Een en ander betekent dat wie net werkloos geworden is, weinig motivatie krijgt om een nieuwe job te aanvaarden. Zoals gezegd, stijgt zijn beschikbare inkomen dan maar met 9 of 10 procent. Maar hoe langer men werkloos is, hoe interessanter werken wordt. Bij een alleenstaande die zijn uitkering al aanzienlijk heeft zien dalen, stijgt het inkomen met 65 procent wanneer opnieuw gaat werken. Bij een alleenstaande met een leefloon is dat 92 procent en bij een samenwonende liefst 188 procent.
De werkbonus
Het probleem van de werkloosheidsval speelt dus vooral in de beginfase van de werkloosheid. Nochtans zijn in de voorbije jaren maatregelen genomen om de personenbelasting en de werknemersbijdragen te verlagen, opdat de werknemer meer netto-inkomen zou overhouden. Vooral voor de lage lonen heeft dat geleid tot meer koopkracht. Een alleenstaande met 50 procent van het gemiddelde loon zag bijvoorbeeld zijn of haar koopkracht met 12,9 procent toenemen tussen 1996 en 2012.

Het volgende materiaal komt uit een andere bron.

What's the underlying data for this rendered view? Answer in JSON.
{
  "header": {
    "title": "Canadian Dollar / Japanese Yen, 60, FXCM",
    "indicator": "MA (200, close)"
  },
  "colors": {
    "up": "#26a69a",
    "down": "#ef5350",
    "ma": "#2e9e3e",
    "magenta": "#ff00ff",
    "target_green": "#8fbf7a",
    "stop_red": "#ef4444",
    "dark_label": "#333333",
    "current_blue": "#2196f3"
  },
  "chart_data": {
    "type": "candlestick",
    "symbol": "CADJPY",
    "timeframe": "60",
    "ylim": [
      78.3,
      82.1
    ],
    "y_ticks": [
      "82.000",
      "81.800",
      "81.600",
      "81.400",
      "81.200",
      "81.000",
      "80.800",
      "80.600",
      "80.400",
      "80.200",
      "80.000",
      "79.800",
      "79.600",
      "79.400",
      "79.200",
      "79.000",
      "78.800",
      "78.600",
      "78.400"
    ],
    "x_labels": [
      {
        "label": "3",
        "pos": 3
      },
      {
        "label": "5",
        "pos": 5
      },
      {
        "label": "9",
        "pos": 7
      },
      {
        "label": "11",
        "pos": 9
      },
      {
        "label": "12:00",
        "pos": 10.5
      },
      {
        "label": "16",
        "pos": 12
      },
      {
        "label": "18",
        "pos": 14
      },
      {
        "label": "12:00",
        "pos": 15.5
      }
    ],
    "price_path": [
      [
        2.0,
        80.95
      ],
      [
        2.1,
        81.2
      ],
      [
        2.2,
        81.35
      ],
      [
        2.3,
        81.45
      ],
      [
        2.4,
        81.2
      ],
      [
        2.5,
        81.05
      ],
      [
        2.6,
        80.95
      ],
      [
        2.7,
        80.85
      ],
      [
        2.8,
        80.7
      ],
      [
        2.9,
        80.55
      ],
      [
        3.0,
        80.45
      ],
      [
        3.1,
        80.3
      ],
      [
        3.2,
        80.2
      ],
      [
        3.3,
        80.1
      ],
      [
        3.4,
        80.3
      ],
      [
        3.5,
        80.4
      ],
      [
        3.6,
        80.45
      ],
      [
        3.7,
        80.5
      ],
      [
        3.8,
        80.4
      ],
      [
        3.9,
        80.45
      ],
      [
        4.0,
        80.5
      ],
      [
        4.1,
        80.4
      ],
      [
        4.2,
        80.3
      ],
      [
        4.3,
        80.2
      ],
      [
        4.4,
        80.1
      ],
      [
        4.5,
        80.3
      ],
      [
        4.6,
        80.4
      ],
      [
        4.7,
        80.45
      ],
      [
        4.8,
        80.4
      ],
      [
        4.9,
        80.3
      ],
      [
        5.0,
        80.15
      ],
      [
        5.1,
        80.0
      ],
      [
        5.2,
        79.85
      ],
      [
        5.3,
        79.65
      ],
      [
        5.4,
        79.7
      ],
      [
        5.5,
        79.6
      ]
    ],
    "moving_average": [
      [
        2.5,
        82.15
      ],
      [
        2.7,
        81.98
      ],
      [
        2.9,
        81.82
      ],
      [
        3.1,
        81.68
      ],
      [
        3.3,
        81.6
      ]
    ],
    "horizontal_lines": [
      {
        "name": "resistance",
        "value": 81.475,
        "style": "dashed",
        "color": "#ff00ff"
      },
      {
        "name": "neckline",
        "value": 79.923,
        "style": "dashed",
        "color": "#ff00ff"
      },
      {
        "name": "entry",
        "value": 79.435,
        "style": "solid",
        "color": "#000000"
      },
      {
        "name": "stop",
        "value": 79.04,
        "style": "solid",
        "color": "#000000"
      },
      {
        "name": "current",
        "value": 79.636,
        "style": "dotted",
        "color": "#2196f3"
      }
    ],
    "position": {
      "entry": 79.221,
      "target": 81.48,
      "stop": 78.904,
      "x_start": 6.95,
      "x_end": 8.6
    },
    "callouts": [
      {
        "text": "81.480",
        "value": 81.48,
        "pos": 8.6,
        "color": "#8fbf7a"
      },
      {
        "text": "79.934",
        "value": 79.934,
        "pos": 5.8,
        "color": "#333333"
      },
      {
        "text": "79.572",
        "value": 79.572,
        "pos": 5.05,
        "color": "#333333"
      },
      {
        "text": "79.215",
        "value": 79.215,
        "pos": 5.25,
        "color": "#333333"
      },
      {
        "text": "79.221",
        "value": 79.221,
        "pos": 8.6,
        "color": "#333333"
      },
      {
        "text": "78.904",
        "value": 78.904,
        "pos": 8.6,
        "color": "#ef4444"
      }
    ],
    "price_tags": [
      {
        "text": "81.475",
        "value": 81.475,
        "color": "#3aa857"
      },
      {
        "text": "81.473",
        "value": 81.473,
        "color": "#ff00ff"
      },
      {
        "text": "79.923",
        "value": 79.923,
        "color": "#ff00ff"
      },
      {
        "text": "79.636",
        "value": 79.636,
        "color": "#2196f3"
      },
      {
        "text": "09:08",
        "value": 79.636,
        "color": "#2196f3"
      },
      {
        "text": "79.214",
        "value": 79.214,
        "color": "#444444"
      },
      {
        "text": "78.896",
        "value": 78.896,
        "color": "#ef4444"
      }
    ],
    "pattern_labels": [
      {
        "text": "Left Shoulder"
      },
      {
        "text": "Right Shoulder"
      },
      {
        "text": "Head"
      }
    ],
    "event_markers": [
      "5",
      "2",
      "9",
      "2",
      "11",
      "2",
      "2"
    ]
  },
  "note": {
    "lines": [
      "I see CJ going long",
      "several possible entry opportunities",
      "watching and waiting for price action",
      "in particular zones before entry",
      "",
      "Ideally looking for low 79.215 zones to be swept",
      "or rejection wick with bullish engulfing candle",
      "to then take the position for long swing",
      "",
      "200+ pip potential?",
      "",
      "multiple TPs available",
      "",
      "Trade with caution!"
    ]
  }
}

Het belangrijkste instrument daarbij is de werkbonus. Die heeft tot doel werknemers met een laag loon (het brutoloon moet onder een bepaald plafond blijven) een hoger nettoloon te waarborgen, zonder dat het brutoloon stijgt. Dat gebeurt via een forfaitaire vermindering van de persoonlijke sociale bijdrage aan de RSZ.
De werkbonus bedraagt momenteel maximaal 184 euro per maand. Arbeidsmarktexperts zien de werkbonus als een goed instrument om werk lonender te maken. Maar de vraag is of het systeem zijn doel niet voorbijgeschoten is. Want in plaats van een voordeel te zijn voor lage lonen is het almaar meer een korting geworden voor bijna de middenlonen. Iemand kan pas niet meer van de werkbonus genieten als zijn brutoloon hoger is dan 2385 euro per maand. Volgens cijfers van de RSZ genoot 35,8 procent van de werknemers in 2013 van de werkbonus.
Minimumloon te veel belast
Dat de werkloosheidsval nog altijd niet volledig gedicht is, heeft eigenlijk te maken met een vaak vergeten fiscaal probleem: de veel te sterke progressiviteit in de Belgische personenbelasting. Een Belgische werknemer komt zeer snel in een hoge belastingschaal terecht, waardoor extra inkomsten van ook lage lonen relatief zwaar belast worden. Zo betaalt een Belg met een jaarlijks belastbaar inkomen van 25.000 euro al 45 procent belasting op elke euro extra belaste inkomsten, terwijl het marginale belastingtarief in Nederland op dat niveau amper 10,85 procent bedraagt. Een studie van de Hoge Raad voor Financiën leert dat het minimumsalaris zich al in de 40 procent-schijf van marginaal belastingtarief situeert terwijl het gemiddelde loon (3133 euro bruto per maand) zich in de schijf van 50 procent bevindt.